Larry Miller spent much of his teens and 20s incarcerated for a variety of crimes, including four and a half years for second-degree degree murder. He earned both his GED and his accounting degree from Temple University behind bars. But when the accounting firm Arthur Anderson withdrew its job offer after Miller disclosed his criminal record – without mentioning the homicide – Miller vowed never again to speak of his violent past.
“The secret was born,” Miller wrote in his just-published memoir, Jump: My Secret Journey from the Streets to the Boardroom. “It has lived within me for more than three decades, corroding me from the inside, haunting me day and night bringing me to my knees with migraine headaches and awful dreams.”
Miller’s remarkable journey shows the transformative power of educational rehabilitation programs when they are deployed in prisons, and the tragically lost potential when they are not. The program that launched Miller’s career no longer exists, he told Sneaker News
“To me, that’s one of the reasons to do this – is to talk about the fact there are programs that are helping people to get educated or learn some type of skill while they’re inside is gonna help not only them, but also society once they get out,” Miller said. “I feel like my story is proof that somebody can change, that somebody can change their life and turn their life around and become positive members of society.”
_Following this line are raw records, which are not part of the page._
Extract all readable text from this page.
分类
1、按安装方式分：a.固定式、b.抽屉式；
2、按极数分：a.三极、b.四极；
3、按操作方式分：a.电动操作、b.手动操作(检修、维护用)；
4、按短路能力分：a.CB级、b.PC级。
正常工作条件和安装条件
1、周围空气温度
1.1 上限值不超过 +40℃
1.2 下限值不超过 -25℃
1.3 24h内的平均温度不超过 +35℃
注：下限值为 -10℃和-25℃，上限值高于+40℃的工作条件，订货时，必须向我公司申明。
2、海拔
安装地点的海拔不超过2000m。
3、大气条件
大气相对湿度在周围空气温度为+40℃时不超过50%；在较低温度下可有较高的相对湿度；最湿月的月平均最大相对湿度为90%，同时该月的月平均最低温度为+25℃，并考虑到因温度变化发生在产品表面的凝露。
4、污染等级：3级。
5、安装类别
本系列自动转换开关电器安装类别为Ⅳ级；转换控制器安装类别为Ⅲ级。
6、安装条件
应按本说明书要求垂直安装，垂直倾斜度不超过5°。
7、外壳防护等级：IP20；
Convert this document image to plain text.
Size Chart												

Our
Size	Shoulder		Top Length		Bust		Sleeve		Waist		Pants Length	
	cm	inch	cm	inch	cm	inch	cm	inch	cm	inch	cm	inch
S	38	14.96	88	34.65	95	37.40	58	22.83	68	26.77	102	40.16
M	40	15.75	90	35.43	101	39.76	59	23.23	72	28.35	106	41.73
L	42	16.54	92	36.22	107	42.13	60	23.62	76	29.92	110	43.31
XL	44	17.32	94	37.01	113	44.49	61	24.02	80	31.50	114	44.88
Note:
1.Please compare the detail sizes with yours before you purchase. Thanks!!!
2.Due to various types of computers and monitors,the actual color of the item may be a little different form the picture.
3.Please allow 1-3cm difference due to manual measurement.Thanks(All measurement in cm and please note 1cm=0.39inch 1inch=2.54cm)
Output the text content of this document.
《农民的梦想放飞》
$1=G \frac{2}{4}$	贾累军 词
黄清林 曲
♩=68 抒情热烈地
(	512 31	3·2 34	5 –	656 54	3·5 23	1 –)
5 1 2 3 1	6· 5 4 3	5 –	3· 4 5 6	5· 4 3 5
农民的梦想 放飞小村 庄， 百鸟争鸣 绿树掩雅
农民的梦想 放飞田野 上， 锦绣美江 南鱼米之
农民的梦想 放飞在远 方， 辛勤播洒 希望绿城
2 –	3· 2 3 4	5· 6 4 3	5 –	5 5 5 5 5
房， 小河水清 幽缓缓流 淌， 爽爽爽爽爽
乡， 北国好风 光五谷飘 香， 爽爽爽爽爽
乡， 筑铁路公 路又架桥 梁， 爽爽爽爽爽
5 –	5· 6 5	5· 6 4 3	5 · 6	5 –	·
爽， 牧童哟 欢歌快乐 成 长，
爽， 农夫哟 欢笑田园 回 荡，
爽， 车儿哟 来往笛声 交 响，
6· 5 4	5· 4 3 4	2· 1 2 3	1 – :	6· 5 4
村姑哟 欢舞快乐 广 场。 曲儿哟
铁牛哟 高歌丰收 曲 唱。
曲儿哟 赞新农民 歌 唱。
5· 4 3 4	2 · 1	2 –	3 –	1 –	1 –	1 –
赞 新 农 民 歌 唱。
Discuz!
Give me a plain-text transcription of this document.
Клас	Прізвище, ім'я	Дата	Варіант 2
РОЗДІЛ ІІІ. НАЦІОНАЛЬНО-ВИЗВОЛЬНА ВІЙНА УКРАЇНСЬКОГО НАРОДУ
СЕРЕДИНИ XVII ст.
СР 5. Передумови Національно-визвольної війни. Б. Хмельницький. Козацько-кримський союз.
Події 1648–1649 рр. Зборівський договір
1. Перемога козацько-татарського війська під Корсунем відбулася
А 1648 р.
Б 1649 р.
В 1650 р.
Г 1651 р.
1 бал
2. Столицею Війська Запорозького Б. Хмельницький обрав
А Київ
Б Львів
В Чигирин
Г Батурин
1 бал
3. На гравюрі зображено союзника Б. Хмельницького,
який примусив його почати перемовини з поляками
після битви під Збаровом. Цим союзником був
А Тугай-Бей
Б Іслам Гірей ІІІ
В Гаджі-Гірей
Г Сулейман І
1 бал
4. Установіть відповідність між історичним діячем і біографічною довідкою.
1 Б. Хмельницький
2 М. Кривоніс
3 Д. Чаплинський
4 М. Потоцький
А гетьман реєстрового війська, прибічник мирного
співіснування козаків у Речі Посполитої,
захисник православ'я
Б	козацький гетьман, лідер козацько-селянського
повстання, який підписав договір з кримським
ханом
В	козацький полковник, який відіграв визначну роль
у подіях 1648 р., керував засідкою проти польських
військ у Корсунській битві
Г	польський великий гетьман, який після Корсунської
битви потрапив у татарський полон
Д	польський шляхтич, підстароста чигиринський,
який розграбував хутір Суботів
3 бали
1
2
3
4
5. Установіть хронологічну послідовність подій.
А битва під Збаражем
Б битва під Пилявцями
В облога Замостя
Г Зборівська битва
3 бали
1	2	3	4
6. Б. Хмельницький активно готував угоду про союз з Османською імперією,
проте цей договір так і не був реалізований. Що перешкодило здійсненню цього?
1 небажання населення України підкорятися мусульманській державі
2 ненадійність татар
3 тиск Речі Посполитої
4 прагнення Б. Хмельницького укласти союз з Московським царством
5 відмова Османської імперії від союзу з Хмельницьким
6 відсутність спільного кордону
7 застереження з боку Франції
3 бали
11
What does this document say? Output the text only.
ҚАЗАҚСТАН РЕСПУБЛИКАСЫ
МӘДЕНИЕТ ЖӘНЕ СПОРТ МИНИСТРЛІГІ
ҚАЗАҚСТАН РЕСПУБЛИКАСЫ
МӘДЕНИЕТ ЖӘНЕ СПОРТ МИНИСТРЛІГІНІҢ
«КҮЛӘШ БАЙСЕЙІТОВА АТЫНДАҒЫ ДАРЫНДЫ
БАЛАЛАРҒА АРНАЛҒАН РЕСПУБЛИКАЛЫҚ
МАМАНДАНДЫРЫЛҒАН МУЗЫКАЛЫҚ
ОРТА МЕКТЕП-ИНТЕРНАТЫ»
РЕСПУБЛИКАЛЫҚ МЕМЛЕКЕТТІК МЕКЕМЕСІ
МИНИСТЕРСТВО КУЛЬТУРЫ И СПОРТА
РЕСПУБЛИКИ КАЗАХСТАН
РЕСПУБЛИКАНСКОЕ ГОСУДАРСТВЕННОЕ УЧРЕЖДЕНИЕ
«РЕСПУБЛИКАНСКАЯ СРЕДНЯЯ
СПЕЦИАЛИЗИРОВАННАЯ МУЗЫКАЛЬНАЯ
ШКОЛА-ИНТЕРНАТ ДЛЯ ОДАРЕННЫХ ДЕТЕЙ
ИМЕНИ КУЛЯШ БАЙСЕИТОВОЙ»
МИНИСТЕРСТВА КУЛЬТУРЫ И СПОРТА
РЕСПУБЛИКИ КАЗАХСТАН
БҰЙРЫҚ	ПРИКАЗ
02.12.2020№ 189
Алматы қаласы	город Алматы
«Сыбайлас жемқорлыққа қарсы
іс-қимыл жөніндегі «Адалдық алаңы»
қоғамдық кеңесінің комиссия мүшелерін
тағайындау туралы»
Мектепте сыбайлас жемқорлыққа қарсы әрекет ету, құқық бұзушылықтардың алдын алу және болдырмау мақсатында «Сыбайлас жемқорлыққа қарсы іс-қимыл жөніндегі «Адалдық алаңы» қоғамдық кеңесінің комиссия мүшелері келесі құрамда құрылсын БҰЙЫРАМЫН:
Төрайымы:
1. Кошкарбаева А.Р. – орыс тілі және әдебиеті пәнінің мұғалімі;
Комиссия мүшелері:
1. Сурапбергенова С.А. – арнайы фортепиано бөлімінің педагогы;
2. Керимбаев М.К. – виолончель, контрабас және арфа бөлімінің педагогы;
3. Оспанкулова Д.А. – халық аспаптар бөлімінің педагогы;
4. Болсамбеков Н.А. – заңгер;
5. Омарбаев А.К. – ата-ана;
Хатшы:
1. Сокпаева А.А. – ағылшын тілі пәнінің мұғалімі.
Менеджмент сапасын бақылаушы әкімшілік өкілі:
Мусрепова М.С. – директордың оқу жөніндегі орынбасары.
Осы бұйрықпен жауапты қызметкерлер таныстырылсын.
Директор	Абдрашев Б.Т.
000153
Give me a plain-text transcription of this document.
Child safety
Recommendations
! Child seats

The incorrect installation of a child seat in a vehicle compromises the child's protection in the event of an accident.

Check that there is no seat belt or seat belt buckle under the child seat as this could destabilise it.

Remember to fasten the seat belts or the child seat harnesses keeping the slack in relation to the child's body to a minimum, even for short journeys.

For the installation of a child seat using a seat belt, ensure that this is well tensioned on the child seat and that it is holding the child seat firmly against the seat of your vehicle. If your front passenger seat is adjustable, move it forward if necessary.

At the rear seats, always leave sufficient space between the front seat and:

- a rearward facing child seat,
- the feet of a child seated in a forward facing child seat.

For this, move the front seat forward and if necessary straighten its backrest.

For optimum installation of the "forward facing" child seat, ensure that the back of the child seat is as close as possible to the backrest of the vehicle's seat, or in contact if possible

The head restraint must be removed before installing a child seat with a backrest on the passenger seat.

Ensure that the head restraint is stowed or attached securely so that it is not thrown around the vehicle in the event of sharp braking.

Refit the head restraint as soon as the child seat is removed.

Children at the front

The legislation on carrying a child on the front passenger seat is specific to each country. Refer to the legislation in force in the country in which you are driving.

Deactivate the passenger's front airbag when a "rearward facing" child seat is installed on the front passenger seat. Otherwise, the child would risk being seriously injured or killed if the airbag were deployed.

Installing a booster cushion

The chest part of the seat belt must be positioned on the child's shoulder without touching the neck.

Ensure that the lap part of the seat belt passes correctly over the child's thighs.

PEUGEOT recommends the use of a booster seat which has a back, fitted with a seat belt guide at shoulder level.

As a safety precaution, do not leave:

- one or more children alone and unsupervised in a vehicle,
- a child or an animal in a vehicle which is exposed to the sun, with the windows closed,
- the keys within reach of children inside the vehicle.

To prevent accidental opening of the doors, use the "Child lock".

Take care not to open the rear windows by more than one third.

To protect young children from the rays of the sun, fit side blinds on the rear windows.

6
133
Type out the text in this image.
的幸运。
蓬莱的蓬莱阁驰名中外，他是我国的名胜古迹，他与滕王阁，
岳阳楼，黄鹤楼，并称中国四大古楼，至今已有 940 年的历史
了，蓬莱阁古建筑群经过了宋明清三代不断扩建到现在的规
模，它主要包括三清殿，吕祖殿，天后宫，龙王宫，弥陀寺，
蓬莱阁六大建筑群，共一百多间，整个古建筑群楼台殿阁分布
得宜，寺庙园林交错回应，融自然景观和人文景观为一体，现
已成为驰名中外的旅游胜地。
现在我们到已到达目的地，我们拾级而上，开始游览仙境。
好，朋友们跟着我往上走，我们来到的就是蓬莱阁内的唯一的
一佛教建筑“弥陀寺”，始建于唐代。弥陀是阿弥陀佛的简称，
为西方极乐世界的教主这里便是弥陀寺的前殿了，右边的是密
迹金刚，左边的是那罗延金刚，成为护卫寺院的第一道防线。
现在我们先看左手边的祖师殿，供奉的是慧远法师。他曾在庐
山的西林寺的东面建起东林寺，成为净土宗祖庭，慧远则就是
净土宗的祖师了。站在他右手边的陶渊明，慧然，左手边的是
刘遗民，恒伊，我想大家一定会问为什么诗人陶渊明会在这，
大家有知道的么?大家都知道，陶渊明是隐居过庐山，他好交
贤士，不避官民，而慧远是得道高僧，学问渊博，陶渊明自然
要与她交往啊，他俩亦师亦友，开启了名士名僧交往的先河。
The National Urban League, which has served formerly incarcerated adults for more than 50 years, shares Miller’s view. Our Urban Re-entry Jobs Program affords formerly incarcerated individuals the opportunity to earn industry-recognized credentials, learn employment-focused skills and form positive relationships with their communities.
Miller was devastated when Arthur Anderson rescinded its job offer, but the accounting firm was the bigger loser. Because of an arbitrary and discriminatory policy, the firm let an extraordinary talent slip through its fingers. That’s why the NUL advocated for federal legislation that went into effect last month that bans federal contractors from inquiring into job applicants’ criminal backgrounds. We continue to push for policies that prohibit employers from discriminating against the formerly incarcerated.
As part of his journey, Miller recently met with the family of Edward David White, the young man he killed, and plans to establish a scholarship foundation to benefit White’s descendants and others in attending college or trade school.
White’s 84-year-old mother, Barbara Mack, says she has forgiven Miller.
“If I didn’t forgive him, God wouldn’t forgive me.”